ゆーまお:いやいや。初ライブの時にも、2人からバンマスって言われて。今初めて言いますけど、違いますよ。
田渕:そこをなんとかお願いします!
――(笑)。シークレットライブの映像を観て、思ってる以上にバンド感があるなという印象でした。同じところで育ってきた、同じものを聴いてきた人たちが集まってバンドになるのはわかりやすいんですけど、PEDROは世代も通ってきた文化も全然違う3人が集まった3ピースバンドで。でも、ちゃんと同じものを吸収してきた感じがある。不思議ですね。
ゆーまお:本当に、不思議な組み合わせですよね。
――そしてもう一つ。もし最初にPEDROが始まった時にこの3人が集まったとしても、このケミストリーにはならなかった気がするんですよね。「BiSHのアユニ・Dがソロでバンドをやります、ベースもこれから弾きます」っていう段階で田渕さんとゆーまおさんがいたら、もっと2人が支える形になって、アユニさんを盛り立てるみたいな役割になってたかもしれない。
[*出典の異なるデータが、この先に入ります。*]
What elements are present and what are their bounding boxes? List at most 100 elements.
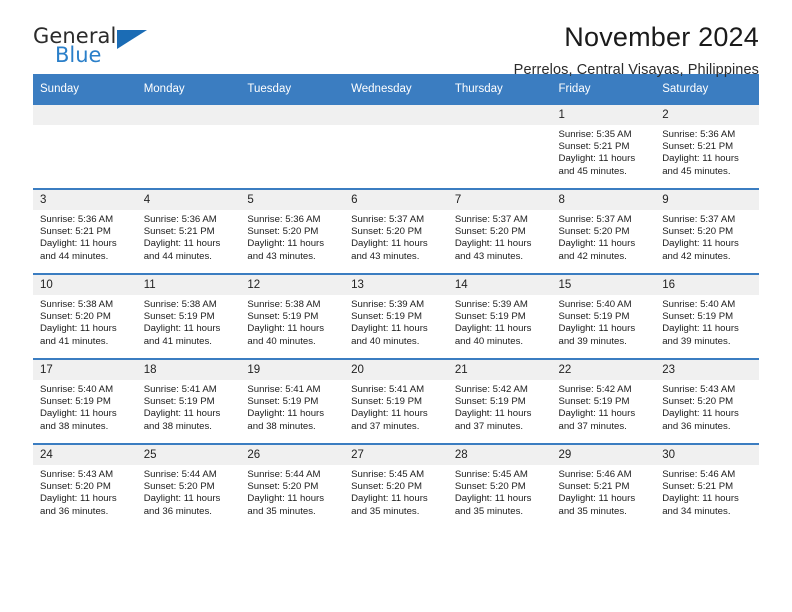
calendar-day-cell[interactable]: 20 Sunrise: 5:41 AM Sunset: 5:19 PM Dayligh… <box>344 358 448 444</box>
day-number: 22 <box>551 360 656 380</box>
calendar-day-cell[interactable]: 16 Sunrise: 5:40 AM Sunset: 5:19 PM Dayligh… <box>655 273 759 359</box>
calendar-cell-empty <box>33 103 137 189</box>
day-details: Sunrise: 5:41 AM Sunset: 5:19 PM Daylight:… <box>137 380 241 433</box>
calendar-day-cell[interactable]: 18 Sunrise: 5:41 AM Sunset: 5:19 PM Dayligh… <box>136 358 241 444</box>
day-number: 15 <box>551 275 656 295</box>
calendar-day-cell[interactable]: 4 Sunrise: 5:36 AM Sunset: 5:21 PM Daylight… <box>136 188 241 274</box>
calendar-day-cell[interactable]: 11 Sunrise: 5:38 AM Sunset: 5:19 PM Dayligh… <box>136 273 241 359</box>
day-number: 13 <box>344 275 448 295</box>
sunrise-text: Sunrise: 5:41 AM <box>351 384 425 395</box>
sunset-text: Sunset: 5:19 PM <box>662 311 734 323</box>
daylight-text: Daylight: 11 hours and 36 minutes. <box>40 493 117 517</box>
day-number: 4 <box>136 190 241 210</box>
sunset-text: Sunset: 5:20 PM <box>351 226 423 238</box>
daylight-text: Daylight: 11 hours and 43 minutes. <box>351 238 428 262</box>
day-details: Sunrise: 5:37 AM Sunset: 5:20 PM Daylight:… <box>655 210 759 263</box>
calendar-day-cell[interactable]: 2 Sunrise: 5:36 AM Sunset: 5:21 PM Daylight… <box>655 103 759 189</box>
calendar-day-cell[interactable]: 26 Sunrise: 5:44 AM Sunset: 5:20 PM Dayligh… <box>240 443 345 528</box>
day-details: Sunrise: 5:40 AM Sunset: 5:19 PM Daylight:… <box>655 295 759 348</box>
sunrise-text: Sunrise: 5:40 AM <box>40 384 114 395</box>
daylight-text: Daylight: 11 hours and 44 minutes. <box>40 238 117 262</box>
calendar-week-row: 24 Sunrise: 5:43 AM Sunset: 5:20 PM Dayligh… <box>33 443 759 528</box>
daylight-text: Daylight: 11 hours and 44 minutes. <box>143 238 221 262</box>
day-number: 26 <box>240 445 345 465</box>
weekday-header-monday: Monday <box>136 74 241 104</box>
calendar-day-cell[interactable]: 24 Sunrise: 5:43 AM Sunset: 5:20 PM Dayligh… <box>33 443 137 528</box>
calendar-day-cell[interactable]: 12 Sunrise: 5:38 AM Sunset: 5:19 PM Dayligh… <box>240 273 345 359</box>
calendar-day-cell[interactable]: 15 Sunrise: 5:40 AM Sunset: 5:19 PM Dayligh… <box>551 273 656 359</box>
sunset-text: Sunset: 5:21 PM <box>558 481 630 493</box>
sunset-text: Sunset: 5:20 PM <box>662 396 734 408</box>
daylight-text: Daylight: 11 hours and 35 minutes. <box>454 493 532 517</box>
calendar-day-cell[interactable]: 7 Sunrise: 5:37 AM Sunset: 5:20 PM Daylight… <box>447 188 552 274</box>
day-number: 25 <box>136 445 241 465</box>
calendar-day-cell[interactable]: 17 Sunrise: 5:40 AM Sunset: 5:19 PM Dayligh… <box>33 358 137 444</box>
calendar-week-row: 17 Sunrise: 5:40 AM Sunset: 5:19 PM Dayligh… <box>33 358 759 444</box>
calendar-day-cell[interactable]: 27 Sunrise: 5:45 AM Sunset: 5:20 PM Dayligh… <box>344 443 448 528</box>
calendar-day-cell[interactable]: 8 Sunrise: 5:37 AM Sunset: 5:20 PM Daylight… <box>551 188 656 274</box>
weekday-header-sunday: Sunday <box>33 74 137 104</box>
sunset-text: Sunset: 5:19 PM <box>40 396 111 408</box>
daylight-text: Daylight: 11 hours and 35 minutes. <box>558 493 636 517</box>
title-block: November 2024 Perrelos, Central Visayas,… <box>514 0 759 78</box>
day-number: 8 <box>551 190 656 210</box>
calendar-day-cell[interactable]: 22 Sunrise: 5:42 AM Sunset: 5:19 PM Dayligh… <box>551 358 656 444</box>
calendar-day-cell[interactable]: 29 Sunrise: 5:46 AM Sunset: 5:21 PM Dayligh… <box>551 443 656 528</box>
page-title: November 2024 <box>564 22 759 52</box>
daylight-text: Daylight: 11 hours and 39 minutes. <box>558 323 636 347</box>
calendar-day-cell[interactable]: 13 Sunrise: 5:39 AM Sunset: 5:19 PM Dayligh… <box>344 273 448 359</box>
daylight-text: Daylight: 11 hours and 41 minutes. <box>143 323 221 347</box>
calendar-day-cell[interactable]: 23 Sunrise: 5:43 AM Sunset: 5:20 PM Dayligh… <box>655 358 759 444</box>
calendar-day-cell[interactable]: 10 Sunrise: 5:38 AM Sunset: 5:20 PM Dayligh… <box>33 273 137 359</box>
sunrise-text: Sunrise: 5:46 AM <box>558 469 632 480</box>
sunrise-text: Sunrise: 5:44 AM <box>247 469 321 480</box>
day-number: 21 <box>447 360 552 380</box>
sunset-text: Sunset: 5:20 PM <box>247 481 319 493</box>
sunrise-text: Sunrise: 5:35 AM <box>558 129 632 140</box>
day-number: 19 <box>240 360 345 380</box>
day-number: 17 <box>33 360 137 380</box>
calendar-day-cell[interactable]: 28 Sunrise: 5:45 AM Sunset: 5:20 PM Dayligh… <box>447 443 552 528</box>
calendar-day-cell[interactable]: 30 Sunrise: 5:46 AM Sunset: 5:21 PM Dayligh… <box>655 443 759 528</box>
sunrise-text: Sunrise: 5:45 AM <box>351 469 425 480</box>
daylight-text: Daylight: 11 hours and 43 minutes. <box>247 238 325 262</box>
calendar-day-cell[interactable]: 5 Sunrise: 5:36 AM Sunset: 5:20 PM Daylight… <box>240 188 345 274</box>
day-number: 6 <box>344 190 448 210</box>
sunrise-text: Sunrise: 5:39 AM <box>454 299 528 310</box>
daylight-text: Daylight: 11 hours and 40 minutes. <box>454 323 532 347</box>
calendar-table: Sunday Monday Tuesday Wednesday Thursday… <box>33 74 759 528</box>
day-number: 12 <box>240 275 345 295</box>
day-details: Sunrise: 5:46 AM Sunset: 5:21 PM Daylight:… <box>552 465 656 518</box>
brand-logo[interactable]: General Blue <box>33 26 153 72</box>
calendar-day-cell[interactable]: 21 Sunrise: 5:42 AM Sunset: 5:19 PM Dayligh… <box>447 358 552 444</box>
calendar-day-cell[interactable]: 9 Sunrise: 5:37 AM Sunset: 5:20 PM Daylight… <box>655 188 759 274</box>
calendar-day-cell[interactable]: 25 Sunrise: 5:44 AM Sunset: 5:20 PM Dayligh… <box>136 443 241 528</box>
sunset-text: Sunset: 5:19 PM <box>454 396 526 408</box>
day-number: 9 <box>655 190 759 210</box>
sunset-text: Sunset: 5:21 PM <box>558 141 630 153</box>
calendar-day-cell[interactable]: 3 Sunrise: 5:36 AM Sunset: 5:21 PM Daylight… <box>33 188 137 274</box>
sunrise-text: Sunrise: 5:39 AM <box>351 299 425 310</box>
weekday-header-friday: Friday <box>551 74 656 104</box>
day-details: Sunrise: 5:42 AM Sunset: 5:19 PM Daylight:… <box>552 380 656 433</box>
day-details: Sunrise: 5:36 AM Sunset: 5:21 PM Daylight:… <box>655 125 759 178</box>
day-details: Sunrise: 5:44 AM Sunset: 5:20 PM Daylight:… <box>240 465 344 518</box>
day-details: Sunrise: 5:35 AM Sunset: 5:21 PM Daylight:… <box>552 125 656 178</box>
calendar-day-cell[interactable]: 19 Sunrise: 5:41 AM Sunset: 5:19 PM Dayligh… <box>240 358 345 444</box>
sunrise-text: Sunrise: 5:38 AM <box>143 299 217 310</box>
calendar-day-cell[interactable]: 1 Sunrise: 5:35 AM Sunset: 5:21 PM Daylight… <box>551 103 656 189</box>
calendar-day-cell[interactable]: 14 Sunrise: 5:39 AM Sunset: 5:19 PM Dayligh… <box>447 273 552 359</box>
calendar-page: General Blue November 2024 Perrelos, Cen… <box>0 0 792 612</box>
sunset-text: Sunset: 5:20 PM <box>454 481 526 493</box>
day-number <box>136 105 241 125</box>
daylight-text: Daylight: 11 hours and 37 minutes. <box>454 408 532 432</box>
calendar-day-cell[interactable]: 6 Sunrise: 5:37 AM Sunset: 5:20 PM Daylight… <box>344 188 448 274</box>
weekday-header-saturday: Saturday <box>655 74 759 104</box>
day-details: Sunrise: 5:36 AM Sunset: 5:21 PM Daylight:… <box>33 210 137 263</box>
weekday-header-tuesday: Tuesday <box>240 74 345 104</box>
day-details: Sunrise: 5:39 AM Sunset: 5:19 PM Daylight:… <box>344 295 448 348</box>
daylight-text: Daylight: 11 hours and 38 minutes. <box>247 408 325 432</box>
daylight-text: Daylight: 11 hours and 38 minutes. <box>40 408 117 432</box>
sunset-text: Sunset: 5:20 PM <box>143 481 215 493</box>
daylight-text: Daylight: 11 hours and 35 minutes. <box>351 493 428 517</box>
でも今のPEDROは3ピースバンドとして、ちゃんと三角形になっている感じがするというか。田渕さんはアユニさんをずっと見てきたので、この感覚って実感としてあるんじゃないでしょうか。
田渕:そうですね。やっぱり、アユニさんがちゃんとPEDROの中核を支えてるというか。歌やベースをステップアップして、みんなで一緒に進んできたっていうのはすごくあるかもしれないです。おっしゃるように、最初からこの3人だったら「支える」方が大きかったかもしれないですね。